In regions subject to damaging storms and cyclones, the health of their coastal zones including mangroves, salt marshes, seagrass beds and coral reefs are a poor 57 out of 100, the index found. Tropical cyclones cause an estimated 26 billion dollars a year in lost property.

"Coastal habitats mitigate the damage that storms cause.... We must try to restore naturally protective coastal habitats," Elizabeth Selig, director of Marine Science at Conservation International, said in a statement.

The Index "reveals the areas that must be improved in order to provide our children and their children a healthy thriving ocean," said well-known oceanographer Sylvia Earle who is explorer-in-residence at National Geographic.

"This must be done as if it's a matter of life and death - because it is," Earle said in a statement.

Yet another independent assessment of ocean health reached a similar conclusion.
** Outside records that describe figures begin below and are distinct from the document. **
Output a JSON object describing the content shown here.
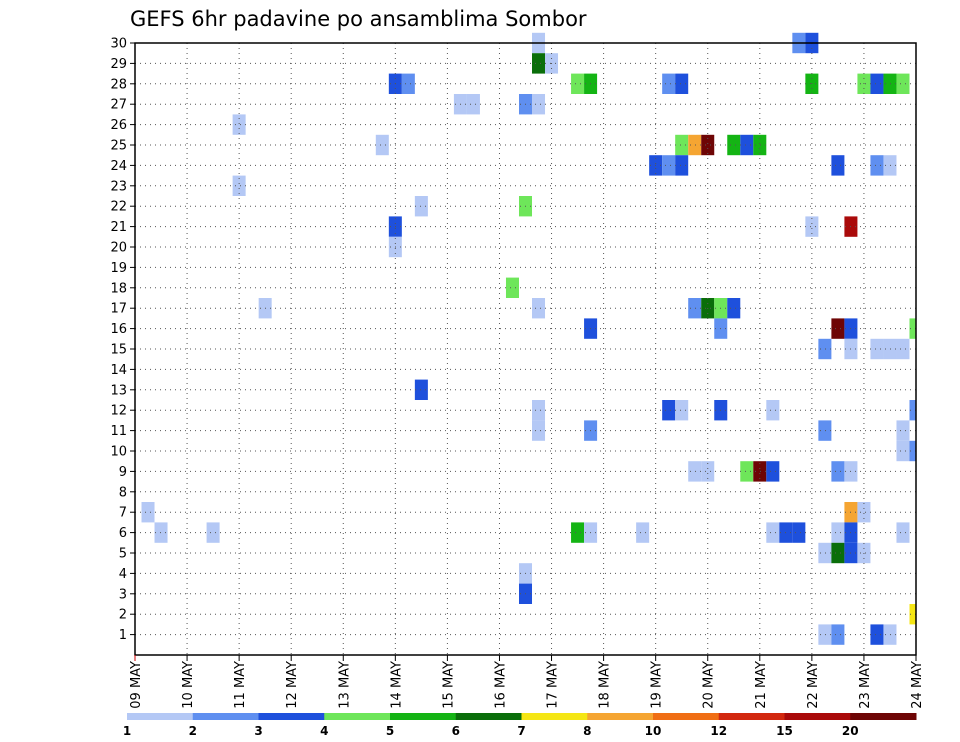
{
  "chart_data": {
    "type": "heatmap",
    "title": "GEFS 6hr padavine po ansamblima Sombor",
    "x_start_day": 9,
    "x_end_day": 24,
    "x_tick_labels": [
      "09 MAY",
      "10 MAY",
      "11 MAY",
      "12 MAY",
      "13 MAY",
      "14 MAY",
      "15 MAY",
      "16 MAY",
      "17 MAY",
      "18 MAY",
      "19 MAY",
      "20 MAY",
      "21 MAY",
      "22 MAY",
      "23 MAY",
      "24 MAY"
    ],
    "y_range": [
      0,
      30
    ],
    "y_tick_labels": [
      "1",
      "2",
      "3",
      "4",
      "5",
      "6",
      "7",
      "8",
      "9",
      "10",
      "11",
      "12",
      "13",
      "14",
      "15",
      "16",
      "17",
      "18",
      "19",
      "20",
      "21",
      "22",
      "23",
      "24",
      "25",
      "26",
      "27",
      "28",
      "29",
      "30"
    ],
    "grid": true,
    "legend": {
      "placement": "bottom",
      "colors": [
        "#b4c8f5",
        "#5f8ff0",
        "#1e50dc",
        "#6ee65a",
        "#14b414",
        "#0a6e0a",
        "#f5e614",
        "#f5a532",
        "#f06e14",
        "#d2280f",
        "#aa0a0a",
        "#6e0505"
      ],
      "labels": [
        "1",
        "2",
        "3",
        "4",
        "5",
        "6",
        "7",
        "8",
        "10",
        "12",
        "15",
        "20"
      ]
    },
    "cells": [
      {
        "x": 16.75,
        "y": 30,
        "c": 1
      },
      {
        "x": 21.75,
        "y": 30,
        "c": 2
      },
      {
        "x": 22,
        "y": 30,
        "c": 3
      },
      {
        "x": 16.75,
        "y": 29,
        "c": 6
      },
      {
        "x": 17,
        "y": 29,
        "c": 1
      },
      {
        "x": 14,
        "y": 28,
        "c": 3
      },
      {
        "x": 14.25,
        "y": 28,
        "c": 2
      },
      {
        "x": 17.5,
        "y": 28,
        "c": 4
      },
      {
        "x": 17.75,
        "y": 28,
        "c": 5
      },
      {
        "x": 19.25,
        "y": 28,
        "c": 2
      },
      {
        "x": 19.5,
        "y": 28,
        "c": 3
      },
      {
        "x": 22,
        "y": 28,
        "c": 5
      },
      {
        "x": 23,
        "y": 28,
        "c": 4
      },
      {
        "x": 23.25,
        "y": 28,
        "c": 3
      },
      {
        "x": 23.5,
        "y": 28,
        "c": 5
      },
      {
        "x": 23.75,
        "y": 28,
        "c": 4
      },
      {
        "x": 15.25,
        "y": 27,
        "c": 1
      },
      {
        "x": 15.5,
        "y": 27,
        "c": 1
      },
      {
        "x": 16.5,
        "y": 27,
        "c": 2
      },
      {
        "x": 16.75,
        "y": 27,
        "c": 1
      },
      {
        "x": 11,
        "y": 26,
        "c": 1
      },
      {
        "x": 13.75,
        "y": 25,
        "c": 1
      },
      {
        "x": 19.5,
        "y": 25,
        "c": 4
      },
      {
        "x": 19.75,
        "y": 25,
        "c": 8
      },
      {
        "x": 20,
        "y": 25,
        "c": 12
      },
      {
        "x": 20.5,
        "y": 25,
        "c": 5
      },
      {
        "x": 20.75,
        "y": 25,
        "c": 3
      },
      {
        "x": 21,
        "y": 25,
        "c": 5
      },
      {
        "x": 19,
        "y": 24,
        "c": 3
      },
      {
        "x": 19.25,
        "y": 24,
        "c": 2
      },
      {
        "x": 19.5,
        "y": 24,
        "c": 3
      },
      {
        "x": 22.5,
        "y": 24,
        "c": 3
      },
      {
        "x": 23.25,
        "y": 24,
        "c": 2
      },
      {
        "x": 23.5,
        "y": 24,
        "c": 1
      },
      {
        "x": 11,
        "y": 23,
        "c": 1
      },
      {
        "x": 14.5,
        "y": 22,
        "c": 1
      },
      {
        "x": 16.5,
        "y": 22,
        "c": 4
      },
      {
        "x": 14,
        "y": 21,
        "c": 3
      },
      {
        "x": 22,
        "y": 21,
        "c": 1
      },
      {
        "x": 22.75,
        "y": 21,
        "c": 11
      },
      {
        "x": 14,
        "y": 20,
        "c": 1
      },
      {
        "x": 16.25,
        "y": 18,
        "c": 4
      },
      {
        "x": 11.5,
        "y": 17,
        "c": 1
      },
      {
        "x": 16.75,
        "y": 17,
        "c": 1
      },
      {
        "x": 19.75,
        "y": 17,
        "c": 2
      },
      {
        "x": 20,
        "y": 17,
        "c": 6
      },
      {
        "x": 20.25,
        "y": 17,
        "c": 4
      },
      {
        "x": 20.5,
        "y": 17,
        "c": 3
      },
      {
        "x": 17.75,
        "y": 16,
        "c": 3
      },
      {
        "x": 20.25,
        "y": 16,
        "c": 2
      },
      {
        "x": 22.5,
        "y": 16,
        "c": 12
      },
      {
        "x": 22.75,
        "y": 16,
        "c": 3
      },
      {
        "x": 24,
        "y": 16,
        "c": 4
      },
      {
        "x": 22.25,
        "y": 15,
        "c": 2
      },
      {
        "x": 22.75,
        "y": 15,
        "c": 1
      },
      {
        "x": 23.25,
        "y": 15,
        "c": 1
      },
      {
        "x": 23.5,
        "y": 15,
        "c": 1
      },
      {
        "x": 23.75,
        "y": 15,
        "c": 1
      },
      {
        "x": 14.5,
        "y": 13,
        "c": 3
      },
      {
        "x": 16.75,
        "y": 12,
        "c": 1
      },
      {
        "x": 19.25,
        "y": 12,
        "c": 3
      },
      {
        "x": 19.5,
        "y": 12,
        "c": 1
      },
      {
        "x": 20.25,
        "y": 12,
        "c": 3
      },
      {
        "x": 21.25,
        "y": 12,
        "c": 1
      },
      {
        "x": 24,
        "y": 12,
        "c": 2
      },
      {
        "x": 16.75,
        "y": 11,
        "c": 1
      },
      {
        "x": 17.75,
        "y": 11,
        "c": 2
      },
      {
        "x": 22.25,
        "y": 11,
        "c": 2
      },
      {
        "x": 23.75,
        "y": 11,
        "c": 1
      },
      {
        "x": 23.75,
        "y": 10,
        "c": 1
      },
      {
        "x": 24,
        "y": 10,
        "c": 2
      },
      {
        "x": 19.75,
        "y": 9,
        "c": 1
      },
      {
        "x": 20,
        "y": 9,
        "c": 1
      },
      {
        "x": 20.75,
        "y": 9,
        "c": 4
      },
      {
        "x": 21,
        "y": 9,
        "c": 12
      },
      {
        "x": 21.25,
        "y": 9,
        "c": 3
      },
      {
        "x": 22.5,
        "y": 9,
        "c": 2
      },
      {
        "x": 22.75,
        "y": 9,
        "c": 1
      },
      {
        "x": 9.25,
        "y": 7,
        "c": 1
      },
      {
        "x": 22.75,
        "y": 7,
        "c": 8
      },
      {
        "x": 23,
        "y": 7,
        "c": 1
      },
      {
        "x": 9.5,
        "y": 6,
        "c": 1
      },
      {
        "x": 10.5,
        "y": 6,
        "c": 1
      },
      {
        "x": 17.5,
        "y": 6,
        "c": 5
      },
      {
        "x": 17.75,
        "y": 6,
        "c": 1
      },
      {
        "x": 18.75,
        "y": 6,
        "c": 1
      },
      {
        "x": 21.25,
        "y": 6,
        "c": 1
      },
      {
        "x": 21.5,
        "y": 6,
        "c": 3
      },
      {
        "x": 21.75,
        "y": 6,
        "c": 3
      },
      {
        "x": 22.5,
        "y": 6,
        "c": 1
      },
      {
        "x": 22.75,
        "y": 6,
        "c": 3
      },
      {
        "x": 23.75,
        "y": 6,
        "c": 1
      },
      {
        "x": 22.25,
        "y": 5,
        "c": 1
      },
      {
        "x": 22.5,
        "y": 5,
        "c": 6
      },
      {
        "x": 22.75,
        "y": 5,
        "c": 3
      },
      {
        "x": 23,
        "y": 5,
        "c": 1
      },
      {
        "x": 16.5,
        "y": 4,
        "c": 1
      },
      {
        "x": 16.5,
        "y": 3,
        "c": 3
      },
      {
        "x": 24,
        "y": 2,
        "c": 7
      },
      {
        "x": 22.25,
        "y": 1,
        "c": 1
      },
      {
        "x": 22.5,
        "y": 1,
        "c": 2
      },
      {
        "x": 23.25,
        "y": 1,
        "c": 3
      },
      {
        "x": 23.5,
        "y": 1,
        "c": 1
      }
    ]
  }
}
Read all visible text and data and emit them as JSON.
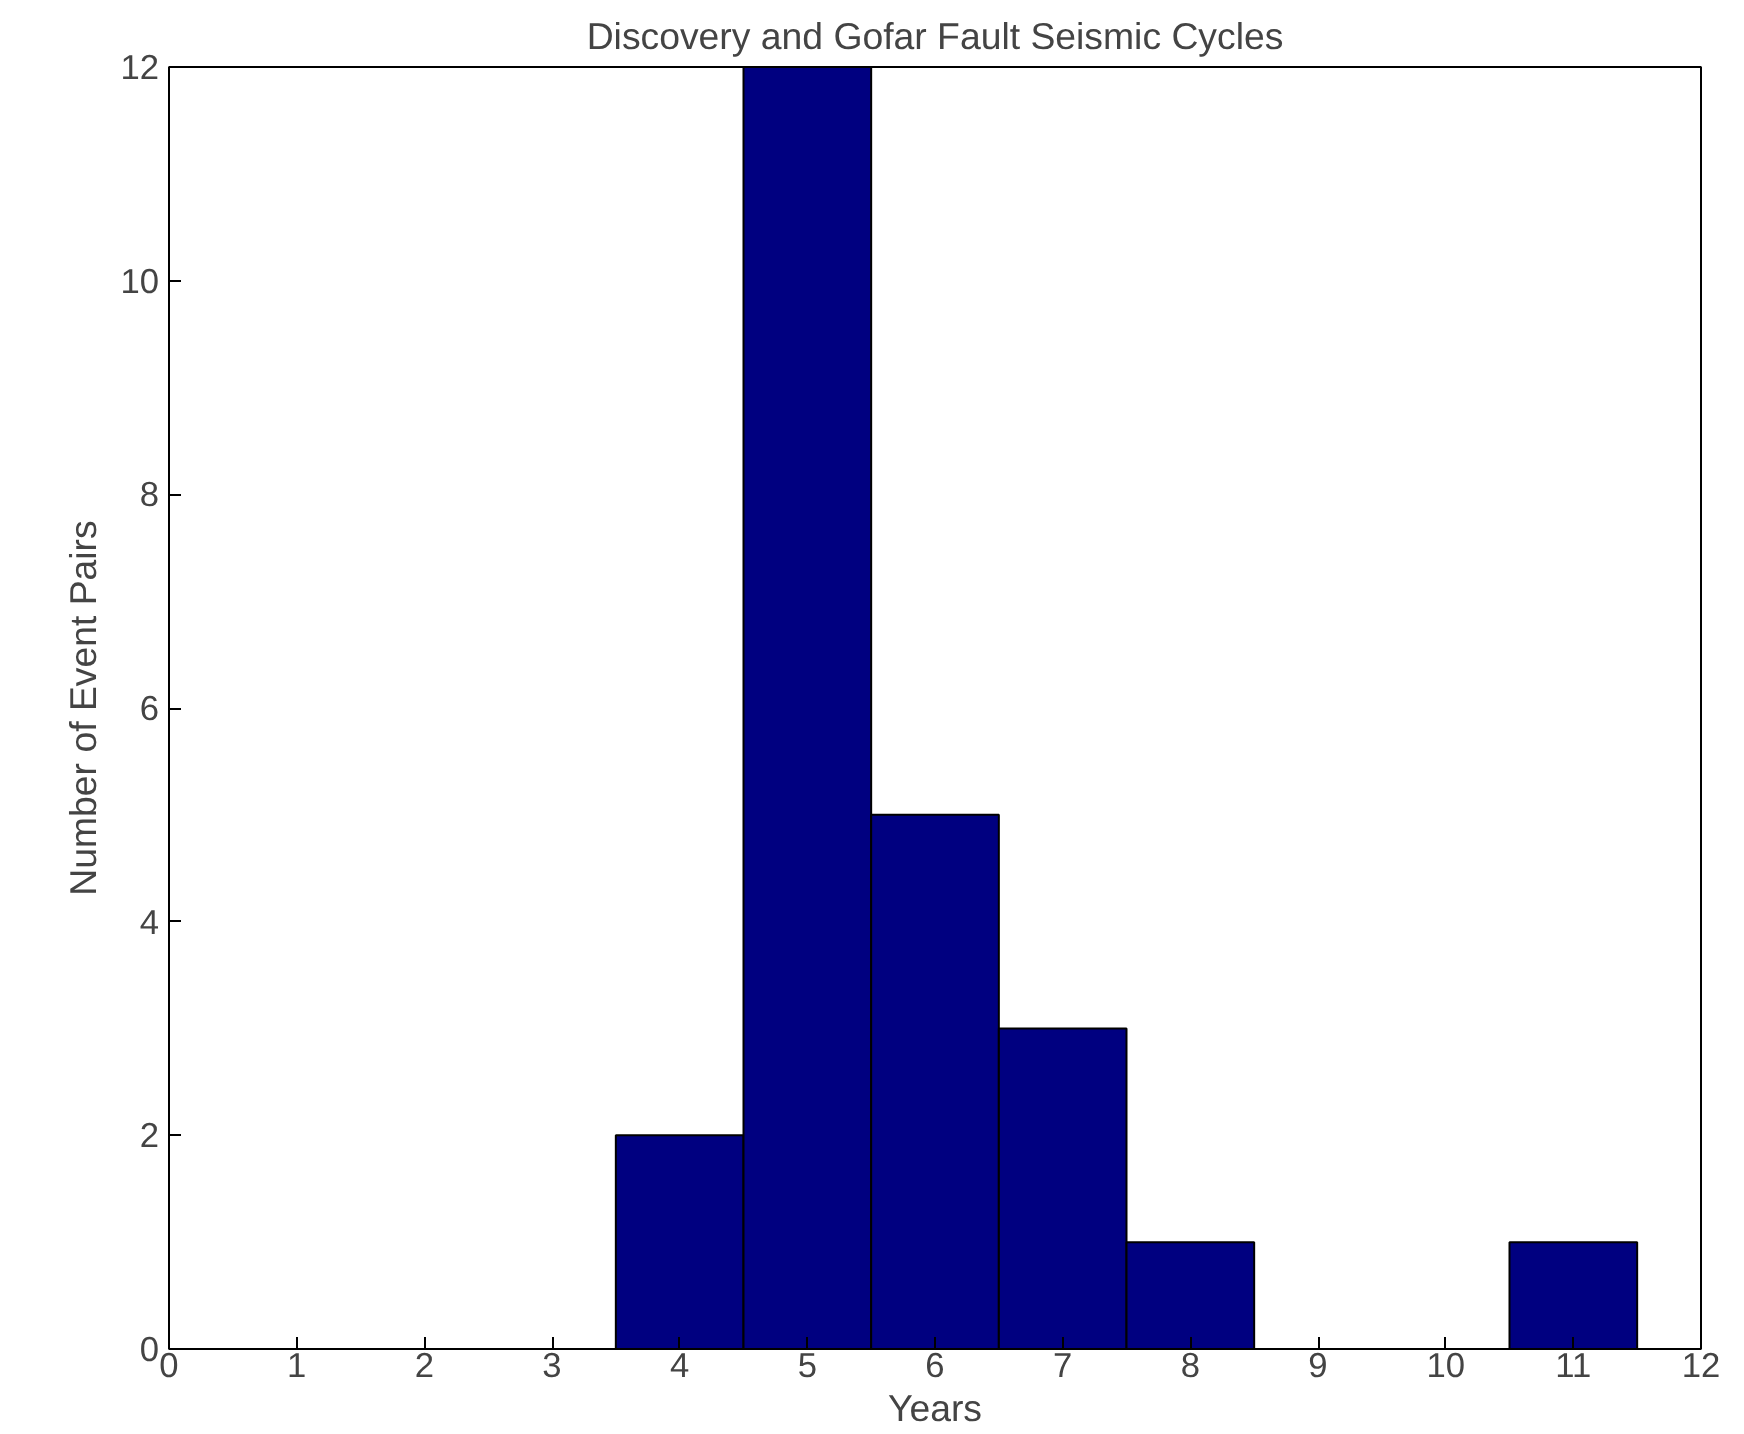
{
  "chart_data": {
    "type": "histogram",
    "title": "Discovery and Gofar Fault Seismic Cycles",
    "xlabel": "Years",
    "ylabel": "Number of Event Pairs",
    "bins": [
      3.5,
      4.5,
      5.5,
      6.5,
      7.5,
      8.5,
      9.5,
      10.5,
      11.5
    ],
    "values": [
      2,
      12,
      5,
      3,
      1,
      0,
      0,
      1
    ],
    "color": "#000080",
    "xlim": [
      0,
      12
    ],
    "ylim": [
      0,
      12
    ],
    "xticks": [
      0,
      1,
      2,
      3,
      4,
      5,
      6,
      7,
      8,
      9,
      10,
      11,
      12
    ],
    "yticks": [
      0,
      2,
      4,
      6,
      8,
      10,
      12
    ]
  }
}
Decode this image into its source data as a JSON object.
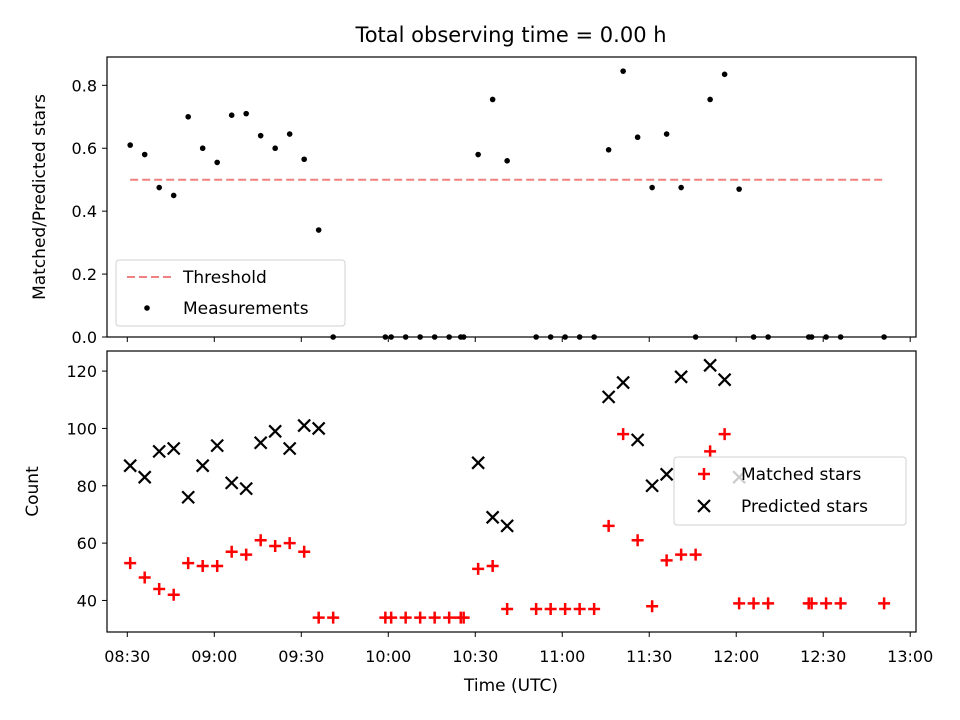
{
  "figure": {
    "title": "Total observing time = 0.00 h",
    "xlabel": "Time (UTC)",
    "x_tick_labels": [
      "08:30",
      "09:00",
      "09:30",
      "10:00",
      "10:30",
      "11:00",
      "11:30",
      "12:00",
      "12:30",
      "13:00"
    ]
  },
  "chart_data": [
    {
      "type": "scatter",
      "title": "Total observing time = 0.00 h",
      "ylabel": "Matched/Predicted stars",
      "xlim": [
        "08:23",
        "13:02"
      ],
      "ylim": [
        0,
        0.89
      ],
      "y_ticks": [
        0.0,
        0.2,
        0.4,
        0.6,
        0.8
      ],
      "y_tick_labels": [
        "0.0",
        "0.2",
        "0.4",
        "0.6",
        "0.8"
      ],
      "legend_position": "lower-left",
      "threshold": {
        "name": "Threshold",
        "value": 0.5,
        "x_start": "08:31",
        "x_end": "12:51",
        "color": "#f08080"
      },
      "series": [
        {
          "name": "Measurements",
          "color": "#000000",
          "points": [
            [
              "08:31",
              0.61
            ],
            [
              "08:36",
              0.58
            ],
            [
              "08:41",
              0.475
            ],
            [
              "08:46",
              0.45
            ],
            [
              "08:51",
              0.7
            ],
            [
              "08:56",
              0.6
            ],
            [
              "09:01",
              0.555
            ],
            [
              "09:06",
              0.705
            ],
            [
              "09:11",
              0.71
            ],
            [
              "09:16",
              0.64
            ],
            [
              "09:21",
              0.6
            ],
            [
              "09:26",
              0.645
            ],
            [
              "09:31",
              0.565
            ],
            [
              "09:36",
              0.34
            ],
            [
              "09:41",
              0.0
            ],
            [
              "09:59",
              0.0
            ],
            [
              "10:01",
              0.0
            ],
            [
              "10:06",
              0.0
            ],
            [
              "10:11",
              0.0
            ],
            [
              "10:16",
              0.0
            ],
            [
              "10:21",
              0.0
            ],
            [
              "10:25",
              0.0
            ],
            [
              "10:26",
              0.0
            ],
            [
              "10:31",
              0.58
            ],
            [
              "10:36",
              0.755
            ],
            [
              "10:41",
              0.56
            ],
            [
              "10:51",
              0.0
            ],
            [
              "10:56",
              0.0
            ],
            [
              "11:01",
              0.0
            ],
            [
              "11:06",
              0.0
            ],
            [
              "11:11",
              0.0
            ],
            [
              "11:16",
              0.595
            ],
            [
              "11:21",
              0.845
            ],
            [
              "11:26",
              0.635
            ],
            [
              "11:31",
              0.475
            ],
            [
              "11:36",
              0.645
            ],
            [
              "11:41",
              0.475
            ],
            [
              "11:46",
              0.0
            ],
            [
              "11:51",
              0.755
            ],
            [
              "11:56",
              0.835
            ],
            [
              "12:01",
              0.47
            ],
            [
              "12:06",
              0.0
            ],
            [
              "12:11",
              0.0
            ],
            [
              "12:25",
              0.0
            ],
            [
              "12:26",
              0.0
            ],
            [
              "12:31",
              0.0
            ],
            [
              "12:36",
              0.0
            ],
            [
              "12:51",
              0.0
            ]
          ]
        }
      ]
    },
    {
      "type": "scatter",
      "ylabel": "Count",
      "xlabel": "Time (UTC)",
      "xlim": [
        "08:23",
        "13:02"
      ],
      "ylim": [
        29,
        127
      ],
      "y_ticks": [
        40,
        60,
        80,
        100,
        120
      ],
      "y_tick_labels": [
        "40",
        "60",
        "80",
        "100",
        "120"
      ],
      "legend_position": "center-right",
      "series": [
        {
          "name": "Matched stars",
          "marker": "plus",
          "color": "#ff0000",
          "points": [
            [
              "08:31",
              53
            ],
            [
              "08:36",
              48
            ],
            [
              "08:41",
              44
            ],
            [
              "08:46",
              42
            ],
            [
              "08:51",
              53
            ],
            [
              "08:56",
              52
            ],
            [
              "09:01",
              52
            ],
            [
              "09:06",
              57
            ],
            [
              "09:11",
              56
            ],
            [
              "09:16",
              61
            ],
            [
              "09:21",
              59
            ],
            [
              "09:26",
              60
            ],
            [
              "09:31",
              57
            ],
            [
              "09:36",
              34
            ],
            [
              "09:41",
              34
            ],
            [
              "09:59",
              34
            ],
            [
              "10:01",
              34
            ],
            [
              "10:06",
              34
            ],
            [
              "10:11",
              34
            ],
            [
              "10:16",
              34
            ],
            [
              "10:21",
              34
            ],
            [
              "10:25",
              34
            ],
            [
              "10:26",
              34
            ],
            [
              "10:31",
              51
            ],
            [
              "10:36",
              52
            ],
            [
              "10:41",
              37
            ],
            [
              "10:51",
              37
            ],
            [
              "10:56",
              37
            ],
            [
              "11:01",
              37
            ],
            [
              "11:06",
              37
            ],
            [
              "11:11",
              37
            ],
            [
              "11:16",
              66
            ],
            [
              "11:21",
              98
            ],
            [
              "11:26",
              61
            ],
            [
              "11:31",
              38
            ],
            [
              "11:36",
              54
            ],
            [
              "11:41",
              56
            ],
            [
              "11:46",
              56
            ],
            [
              "11:51",
              92
            ],
            [
              "11:56",
              98
            ],
            [
              "12:01",
              39
            ],
            [
              "12:06",
              39
            ],
            [
              "12:11",
              39
            ],
            [
              "12:25",
              39
            ],
            [
              "12:26",
              39
            ],
            [
              "12:31",
              39
            ],
            [
              "12:36",
              39
            ],
            [
              "12:51",
              39
            ]
          ]
        },
        {
          "name": "Predicted stars",
          "marker": "x",
          "color": "#000000",
          "points": [
            [
              "08:31",
              87
            ],
            [
              "08:36",
              83
            ],
            [
              "08:41",
              92
            ],
            [
              "08:46",
              93
            ],
            [
              "08:51",
              76
            ],
            [
              "08:56",
              87
            ],
            [
              "09:01",
              94
            ],
            [
              "09:06",
              81
            ],
            [
              "09:11",
              79
            ],
            [
              "09:16",
              95
            ],
            [
              "09:21",
              99
            ],
            [
              "09:26",
              93
            ],
            [
              "09:31",
              101
            ],
            [
              "09:36",
              100
            ],
            [
              "10:31",
              88
            ],
            [
              "10:36",
              69
            ],
            [
              "10:41",
              66
            ],
            [
              "11:16",
              111
            ],
            [
              "11:21",
              116
            ],
            [
              "11:26",
              96
            ],
            [
              "11:31",
              80
            ],
            [
              "11:36",
              84
            ],
            [
              "11:41",
              118
            ],
            [
              "11:51",
              122
            ],
            [
              "11:56",
              117
            ],
            [
              "12:01",
              83
            ]
          ]
        }
      ]
    }
  ]
}
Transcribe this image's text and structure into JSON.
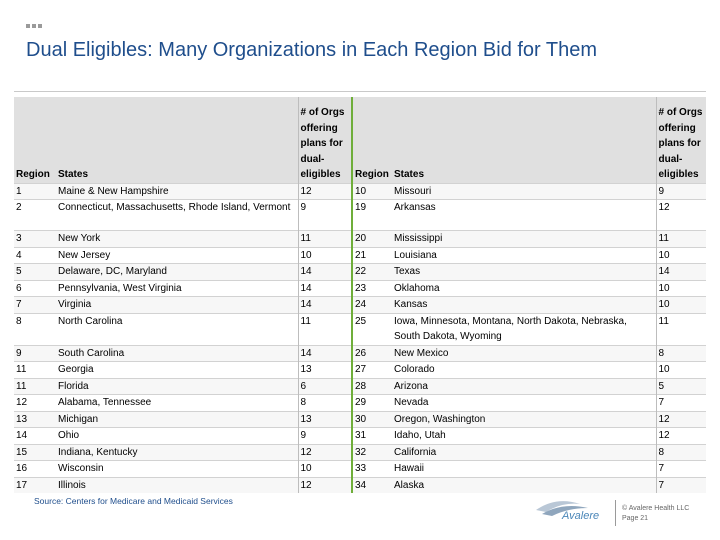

The world's oceans are changing faster than previously thought with potentially dire consequences for both human and marine life, said the State of the Oceans report released last week by the International Programme on the State of the Ocean (IPSO) and the International Union for the Conservation of Nature (IUCN).

Climate change combined with other impacts like chemical pollution and overfishing have put the oceans into a downward spiral.

"We are seeing greater change, happening faster, and the effects are more imminent than previously anticipated," Alex Rogers of the University of Oxford and IPSO's scientific director told IPS.

"What these latest reports make absolutely clear is that deferring action will increase costs in the future and lead to even greater, perhaps irreversible, losses," said Dan Laffoley of the IUCN in a release.